Having grown out of the earlier religious forms of worship of the family gods into the tribal reverence for Mars, the god of war, it was natural that the later religion of the Latins was more of a political observance than were the intellectual systems of the Greeks and Brahmans or the more spiritual religions of several other peoples.
In the great monotheistic renaissance of Melchizedek’s gospel during the sixth century before Christ, too few of the Salem missionaries penetrated Italy, and those who did were unable to overcome the influence of the rapidly spreading Etruscan priesthood with its new galaxy of gods and temples, all of which became organized into the Roman state religion. This religion of the Latin tribes was not trivial and venal like that of the Greeks, neither was it austere and tyrannical like that of the Hebrews; it consisted for the most part in the observance of mere forms, vows, and taboos.
Roman religion was greatly influenced by extensive cultural importations from Greece. Eventually most of the Olympian gods were transplanted and incorporated into the Latin pantheon. The Greeks long worshiped the fire of the family hearth—Hestia was the virgin goddess of the hearth; Vesta was the Roman goddess of the home. Zeus became Jupiter; Aphrodite, Venus; and so on down through the many Olympian deities.

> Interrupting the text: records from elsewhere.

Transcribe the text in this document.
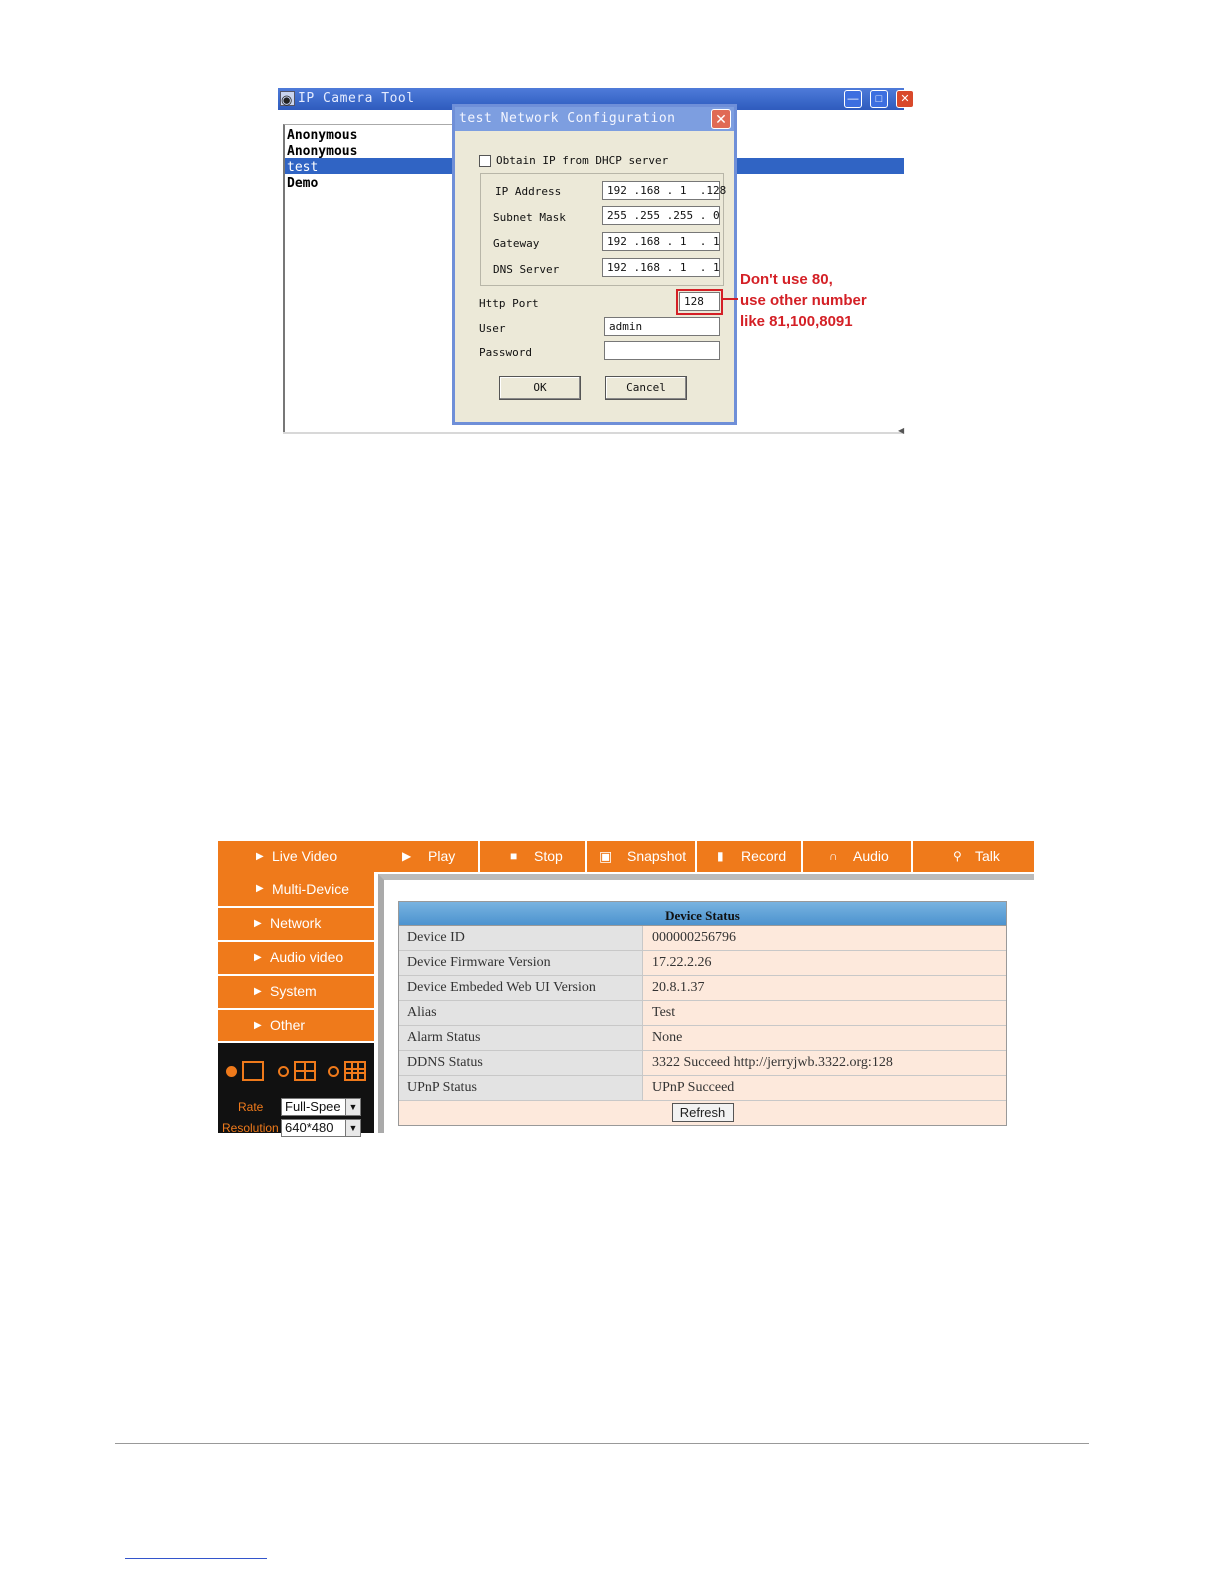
◉ IP Camera Tool	—	□	✕
Anonymous
Anonymous
test
Demo
◀
test Network Configuration	✕
Obtain IP from DHCP server
IP Address	192 .168 . 1  .128
Subnet Mask	255 .255 .255 . 0
Gateway	192 .168 . 1  . 1
DNS Server	192 .168 . 1  . 1
Http Port	128
User	admin
Password
OK	Cancel
Don't use 80,
use other number
like 81,100,8091
▶ Live Video
▶ Multi-Device
▶ Network
▶ Audio video
▶ System
▶ Other
Rate	Full-Spee ▼
Resolution 640*480	▼
▶ Play	■ Stop	▣ Snapshot	▮ Record	∩ Audio	⚲ Talk
Device Status
Device ID	000000256796
Device Firmware Version	17.22.2.26
Device Embeded Web UI Version	20.8.1.37
Alias	Test
Alarm Status	None
DDNS Status	3322 Succeed http://jerryjwb.3322.org:128
UPnP Status	UPnP Succeed
Refresh
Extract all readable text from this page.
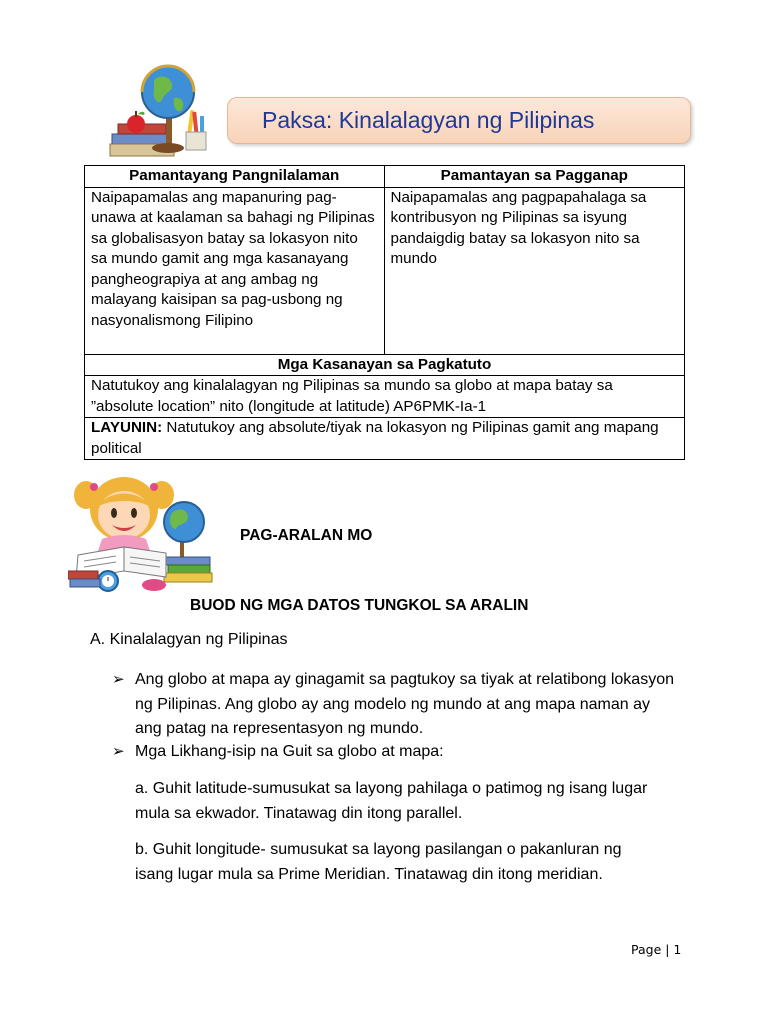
Paksa: Kinalalagyan ng Pilipinas
Pamantayang Pangnilalaman	Pamantayan sa Pagganap
Naipapamalas ang mapanuring pag-unawa at kaalaman sa bahagi ng Pilipinas sa globalisasyon batay sa lokasyon nito sa mundo gamit ang mga kasanayang pangheograpiya at ang ambag ng malayang kaisipan sa pag-usbong ng nasyonalismong Filipino	Naipapamalas ang pagpapahalaga sa kontribusyon ng Pilipinas sa isyung pandaigdig batay sa lokasyon nito sa mundo
Mga Kasanayan sa Pagkatuto	
Natutukoy ang kinalalagyan ng Pilipinas sa mundo sa globo at mapa batay sa ”absolute location” nito (longitude at latitude) AP6PMK-Ia-1	
LAYUNIN: Natutukoy ang absolute/tiyak na lokasyon ng Pilipinas gamit ang mapang political	
PAG-ARALAN MO
BUOD NG MGA DATOS TUNGKOL SA ARALIN
A. Kinalalagyan ng Pilipinas
➢ Ang globo at mapa ay ginagamit sa pagtukoy sa tiyak at relatibong lokasyon ng Pilipinas. Ang globo ay ang modelo ng mundo at ang mapa naman ay ang patag na representasyon ng mundo.
➢ Mga Likhang-isip na Guit sa globo at mapa:
a. Guhit latitude-sumusukat sa layong pahilaga o patimog ng isang lugar mula sa ekwador. Tinatawag din itong parallel.
b. Guhit longitude- sumusukat sa layong pasilangan o pakanluran ng isang lugar mula sa Prime Meridian. Tinatawag din itong meridian.
Page | 1
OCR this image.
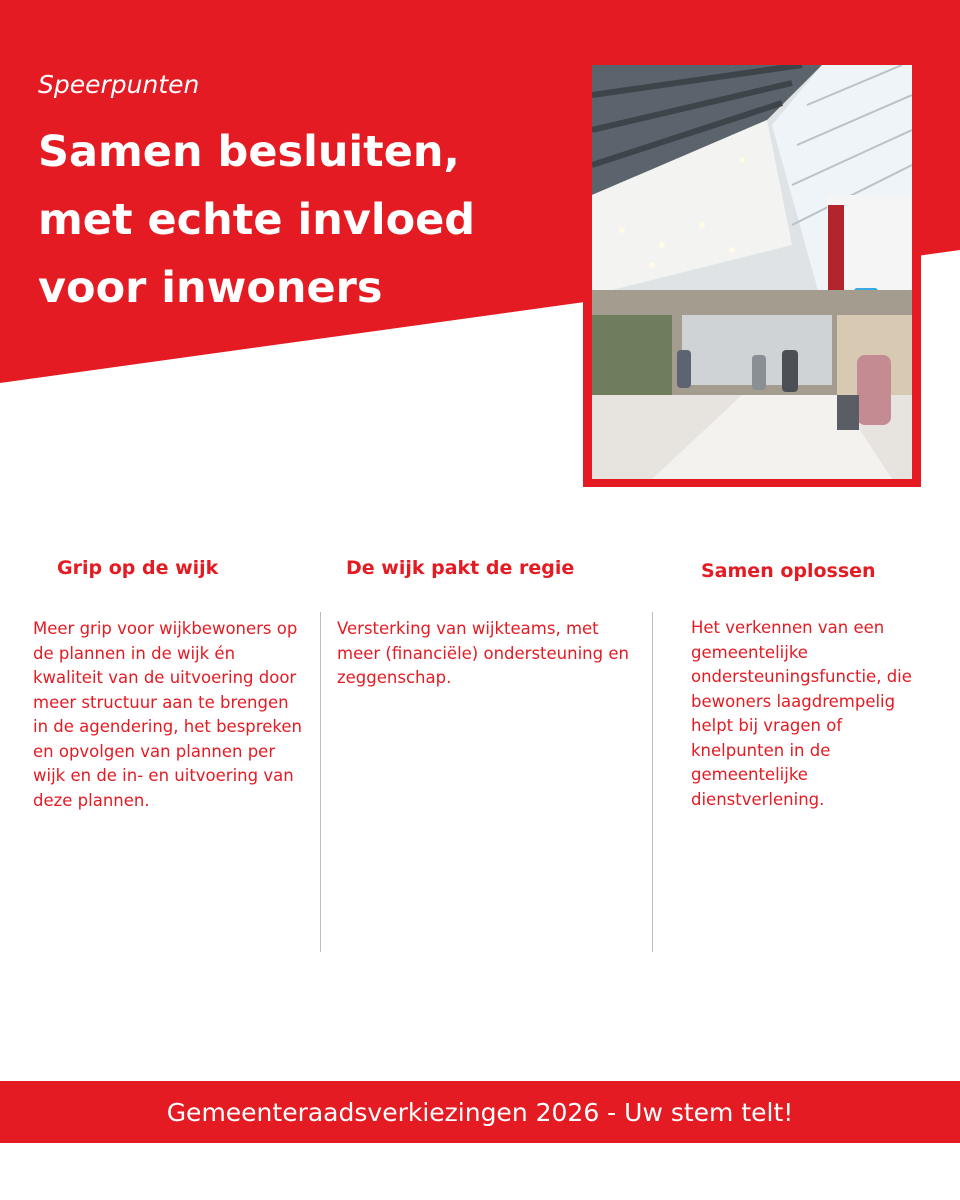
Speerpunten

Samen besluiten, met echte invloed voor inwoners
Grip op de wijk

Meer grip voor wijkbewoners op de plannen in de wijk én kwaliteit van de uitvoering door meer structuur aan te brengen in de agendering, het bespreken en opvolgen van plannen per wijk en de in- en uitvoering van deze plannen.

De wijk pakt de regie

Versterking van wijkteams, met meer (financiële) ondersteuning en zeggenschap.

Samen oplossen

Het verkennen van een gemeentelijke ondersteuningsfunctie, die bewoners laagdrempelig helpt bij vragen of knelpunten in de gemeentelijke dienstverlening.

Gemeenteraadsverkiezingen 2026 - Uw stem telt!
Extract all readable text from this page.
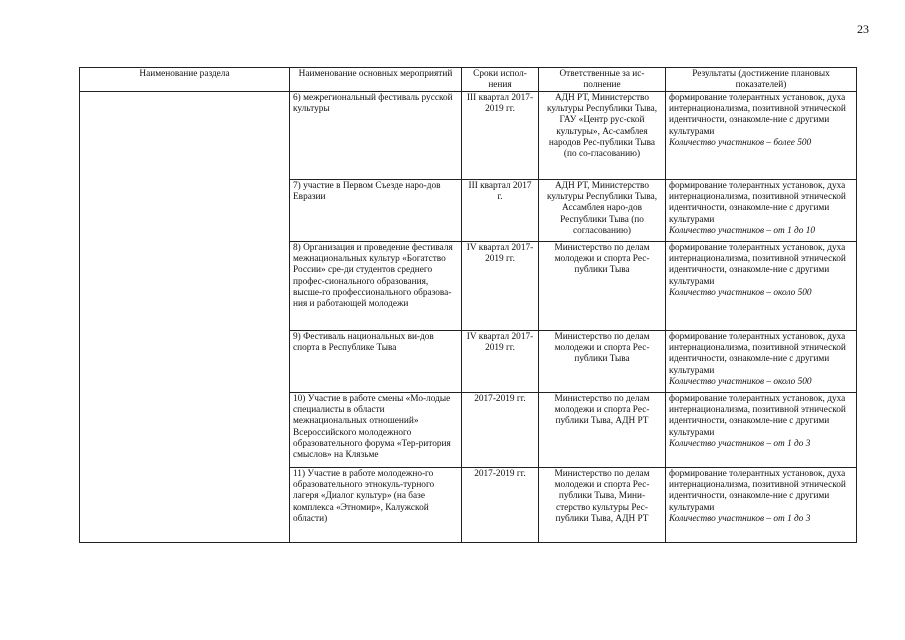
23
Наименование раздела	Наименование основных мероприятий	Сроки испол-нения	Ответственные за ис-полнение	Результаты (достижение плановых показателей)
	6) межрегиональный фестиваль русской культуры	III квартал 2017-2019 гг.	АДН РТ, Министерство культуры Республики Тыва, ГАУ «Центр рус-ской культуры», Ас-самблея народов Рес-публики Тыва (по со-гласованию)	формирование толерантных установок, духа интернационализма, позитивной этнической идентичности, ознакомле-ние с другими культурами
Количество участников – более 500

	7) участие в Первом Съезде наро-дов Евразии	III квартал 2017 г.	АДН РТ, Министерство культуры Республики Тыва, Ассамблея наро-дов Республики Тыва (по согласованию)	формирование толерантных установок, духа интернационализма, позитивной этнической идентичности, ознакомле-ние с другими культурами
Количество участников – от 1 до 10

	8) Организация и проведение фестиваля межнациональных культур «Богатство России» сре-ди студентов среднего профес-сионального образования, высше-го профессионального образова-ния и работающей молодежи	IV квартал 2017-2019 гг.	Министерство по делам молодежи и спорта Рес-публики Тыва	формирование толерантных установок, духа интернационализма, позитивной этнической идентичности, ознакомле-ние с другими культурами
Количество участников – около 500

	9) Фестиваль национальных ви-дов спорта в Республике Тыва	IV квартал 2017-2019 гг.	Министерство по делам молодежи и спорта Рес-публики Тыва	формирование толерантных установок, духа интернационализма, позитивной этнической идентичности, ознакомле-ние с другими культурами
Количество участников – около 500

	10) Участие в работе смены «Мо-лодые специалисты в области межнациональных отношений» Всероссийского молодежного образовательного форума «Тер-ритория смыслов» на Клязьме	2017-2019 гг.	Министерство по делам молодежи и спорта Рес-публики Тыва, АДН РТ	формирование толерантных установок, духа интернационализма, позитивной этнической идентичности, ознакомле-ние с другими культурами
Количество участников – от 1 до 3

	11) Участие в работе молодежно-го образовательного этнокуль-турного лагеря «Диалог культур» (на базе комплекса «Этномир», Калужской области)	2017-2019 гг.	Министерство по делам молодежи и спорта Рес-публики Тыва, Мини-стерство культуры Рес-публики Тыва, АДН РТ	формирование толерантных установок, духа интернационализма, позитивной этнической идентичности, ознакомле-ние с другими культурами
Количество участников – от 1 до 3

The religious initiation of Roman youths was the occasion of their solemn consecration to the service of the state. Oaths and admissions to citizenship were in reality religious ceremonies. The Latin peoples maintained temples, altars, and shrines and, in a crisis, would consult the oracles. They preserved the bones of heroes and later on those of the Christian saints.
This formal and unemotional form of pseudoreligious patriotism was doomed to collapse, even as the highly intellectual and artistic worship of the Greeks had gone down before the fervid and deeply emotional worship of the mystery cults. The greatest of these devastating cults was the mystery religion of the Mother of God sect, which had its headquarters, in those days, on the exact site of the present church of St. Peter’s in Rome.
The emerging Roman state conquered politically but was in turn conquered by the cults, rituals, mysteries, and god concepts of Egypt, Greece, and the Levant. These imported cults continued to flourish throughout the Roman state up to the time of Augustus, who, purely for political and civic reasons, made a heroic and somewhat successful effort to destroy the mysteries and revive the older political religion.
One of the priests of the state religion told Augustus of the earlier attempts of the Salem teachers to spread the doctrine of one God, a final Deity presiding over all supernatural beings; and this idea took such a firm hold on the emperor that he built many temples, stocked them well with beautiful images, reorganized the state priesthood, re-established the state religion, appointed himself acting high priest of all, and as emperor did not hesitate to proclaim himself the supreme god.
This new religion of Augustus worship flourished and was observed throughout the empire during his lifetime except in Palestine, the home of the Jews. And this era of the human gods continued until the official Roman cult had a roster of more than twoscore self-elevated human deities, all claiming miraculous births and other superhuman attributes.
The last stand of the dwindling band of Salem believers was made by an earnest group of preachers, the Cynics, who exhorted the Romans to abandon their wild and senseless religious rituals and return to a form of worship embodying Melchizedek’s gospel as it had been modified and contaminated through contact with the philosophy of the Greeks. But the people at large rejected the Cynics; they preferred to plunge into the rituals of the mysteries, which not only offered hopes of personal salvation but also gratified the desire for diversion, excitement, and entertainment.